| “Statement of —— —— C——, of Oglethorpe County, leading planter of that county. | ||
| “Good hands in county will work 8½ acres in cotton—2 bales | $300 00 | |
| 8½ acres in corn—85 bush. | 85 00 | |
| Gross Income, | $385 00 | |
| “Expenses. | ||
| 3 lbs. bacon a week, 60 cts. } | ||
| 1 peck meal, 25 cts. } | ||
| Board of hand for year | $44 20 | |
| Rent of Cabin | 10 00 | |
| Fuel | 25 00 | |
| Wages | 144 00 | |
| Total Expenses, | $223 20 | |
| Nett Income from each hand, | $161 80.” | |
“Here,” said General Tillson, “the profits of the labor are placed as low, and the expenses as high, as Mr. C—— could figure them, after considerable study. From the labor of a hundred freedmen, on his two plantations, he would clear, according to his own account, upwards of sixteen thousand dollars,—sufficient to cover all risks, and all other expenses of the plantation, and leave him a little fortune at the end of the year.”
Mr. C—— had repeated to General Tillson his statement to me, regarding the dishonest contracts made with the freedmen in his county. “The truth is,” said the General, “he wants to hire them himself for about half what they are worth, and he is indignant because others have hired them for less. He can really afford to pay his help twice what I demand, and then make two hundred dollars a year from the labor of each freedman. The other day some leading planters from South-western Georgia made the same complaint with regard to wages. ‘Very well,’ I said, ‘if you can’t pay twelve dollars a month, give your laborers a part of the crops.’ They thought one seventh of the cotton was more than they ought to give, declaring that the negro would get rich on that. ‘If sixty freedmen,’ I said, ‘can get rich on one seventh of a crop, the planter, I am sure, can get rich on six sevenths.’

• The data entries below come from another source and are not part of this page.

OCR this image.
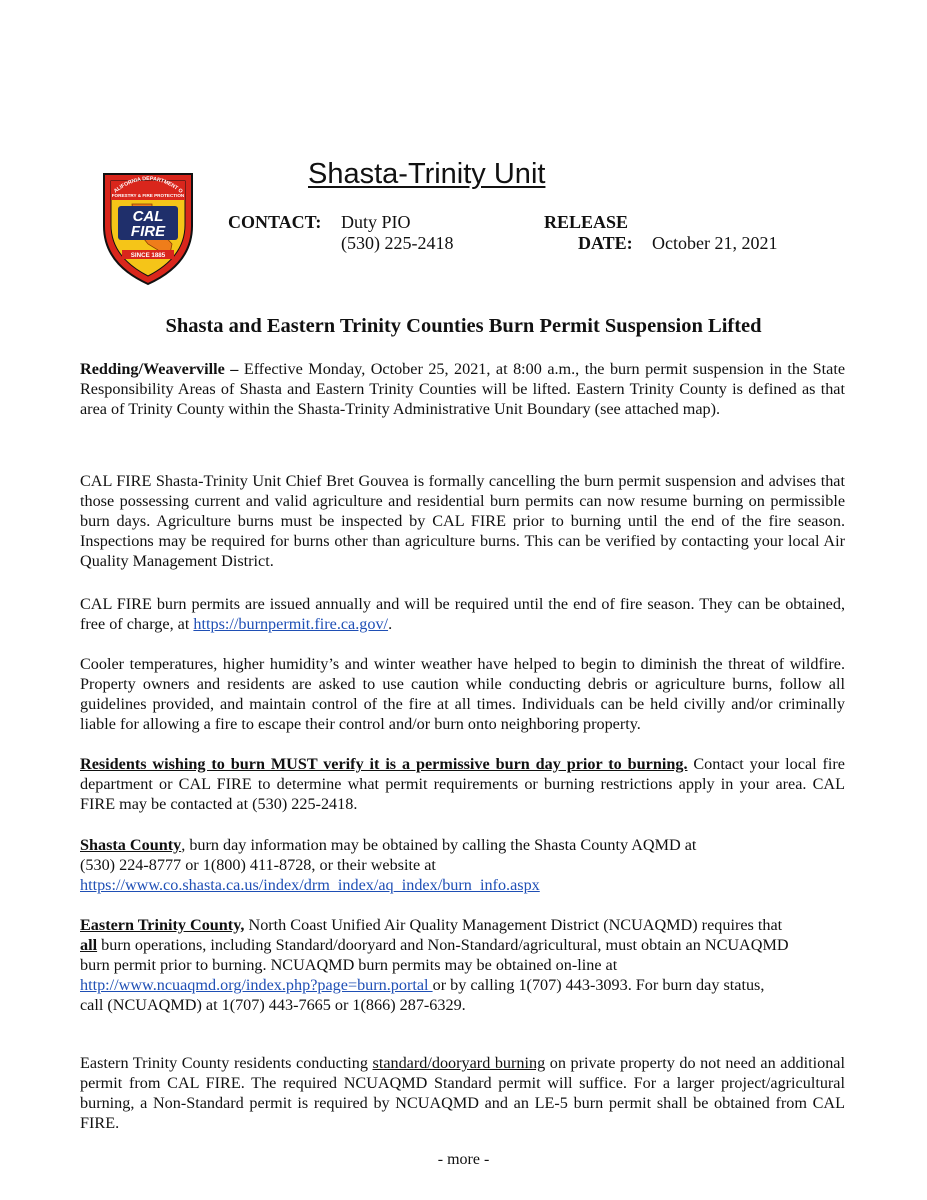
Shasta-Trinity Unit
ALIFORNIA DEPARTMENT O
FORESTRY & FIRE PROTECTION
CAL
FIRE
SINCE 1885
CONTACT: Duty PIO
(530) 225-2418
RELEASE
DATE: October 21, 2021
Shasta and Eastern Trinity Counties Burn Permit Suspension Lifted
Redding/Weaverville – Effective Monday, October 25, 2021, at 8:00 a.m., the burn permit suspension in the State Responsibility Areas of Shasta and Eastern Trinity Counties will be lifted. Eastern Trinity County is defined as that area of Trinity County within the Shasta-Trinity Administrative Unit Boundary (see attached map).
CAL FIRE Shasta-Trinity Unit Chief Bret Gouvea is formally cancelling the burn permit suspension and advises that those possessing current and valid agriculture and residential burn permits can now resume burning on permissible burn days. Agriculture burns must be inspected by CAL FIRE prior to burning until the end of the fire season. Inspections may be required for burns other than agriculture burns. This can be verified by contacting your local Air Quality Management District.
CAL FIRE burn permits are issued annually and will be required until the end of fire season. They can be obtained, free of charge, at https://burnpermit.fire.ca.gov/.
Cooler temperatures, higher humidity’s and winter weather have helped to begin to diminish the threat of wildfire. Property owners and residents are asked to use caution while conducting debris or agriculture burns, follow all guidelines provided, and maintain control of the fire at all times. Individuals can be held civilly and/or criminally liable for allowing a fire to escape their control and/or burn onto neighboring property.
Residents wishing to burn MUST verify it is a permissive burn day prior to burning. Contact your local fire department or CAL FIRE to determine what permit requirements or burning restrictions apply in your area. CAL FIRE may be contacted at (530) 225-2418.
Shasta County, burn day information may be obtained by calling the Shasta County AQMD at
(530) 224-8777 or 1(800) 411-8728, or their website at
https://www.co.shasta.ca.us/index/drm_index/aq_index/burn_info.aspx
Eastern Trinity County, North Coast Unified Air Quality Management District (NCUAQMD) requires that
all burn operations, including Standard/dooryard and Non-Standard/agricultural, must obtain an NCUAQMD
burn permit prior to burning. NCUAQMD burn permits may be obtained on-line at
http://www.ncuaqmd.org/index.php?page=burn.portal or by calling 1(707) 443-3093. For burn day status,
call (NCUAQMD) at 1(707) 443-7665 or 1(866) 287-6329.
Eastern Trinity County residents conducting standard/dooryard burning on private property do not need an additional permit from CAL FIRE. The required NCUAQMD Standard permit will suffice. For a larger project/agricultural burning, a Non-Standard permit is required by NCUAQMD and an LE-5 burn permit shall be obtained from CAL FIRE.
- more -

“The trouble is, these men wish to make everything there is to be made, and leave the freedman nothing. They resort to the meanest schemes to cheat him. They tell the negroes that if they go with the agents of the Bureau to other places, the able-bodied among them will be carried off and sold into Cuba, and the women and children drowned in the Mississippi.[[18]]
“I have not yet sent a thousand negroes out of the State,” continued General Tillson. “But I have sent off enough to alarm the people, and raise the rate of wages. I told the planters on the coast of Georgia, that they must pay the women twelve dollars a month, and the men fifteen, or I would take the colored population out of their counties. That brought them to terms, after all their talk about wanting to get rid of the niggers.
“The freed people in most parts of the State are still so ignorant of their condition, that they are glad to make contracts to work for only their food and clothes. There are many, however, who will live vagrant lives, if permitted. It is necessary to compel such to enter into contracts.” Firmly convinced of this necessity, General Tillson had issued an order directing his agents to make contracts for all freedmen without other means of support, who should neglect to make contracts for themselves after a given time. The Commissioner at Washington disapproved the order, for what reason I cannot divine, unless it was feared that the over-zealous friends of the negro at the North might be alarmed by it. No contracts were made for the vagrant blacks under it; but its effect, in inducing them to make contracts for themselves, was immediate, wholesome, and very gratifying.
The officers of the Bureau were everywhere subject to the temptation of bribes; and I often heard planters remark that they could do anything with the Bureau they pleased, if they had plenty of money. General Tillson said, “I could make a million dollars here very shortly, if I chose to be dishonest. Only to-day I was offered a thousand dollars for one hundred freedmen, by a rich planter.” He had made it a rule of the Bureau to receive no personal fees whatever for any services.
Over three thousand dollars had been paid in fines by the people of Georgia for cruelties to the freedmen during the past three months. “It is considered no murder to kill a negro. The best men in the State admit that no jury would convict a white man for killing a freedman, or fail to hang a negro who had killed a white man in self-defence.”
The General added: “As soon as the troops were withdrawn from Wilkes County, last November, a gang of jay-hawkers went through, shooting and burning the colored people, holding their feet and hands in the fire to make them tell where their money was. It left such a stigma on the county that the more respectable class held a meeting to denounce it. This class is ashamed of such outrages, but it does not prevent them, and it does not take them to heart; and I could name a dozen cases of murder committed on the colored people by young men of these first families.”
General Tillson, by his tact, good sense, business capacity, freedom from prejudice for or against color, and his uniform candor, moderation, and justice, had secured for the Bureau the coöperation of both the State Convention and the Legislature, and was steadily winning the confidence and respect of the planters. The most serious problem that remained to be solved was the Sea-Island question, of which I shall speak hereafter.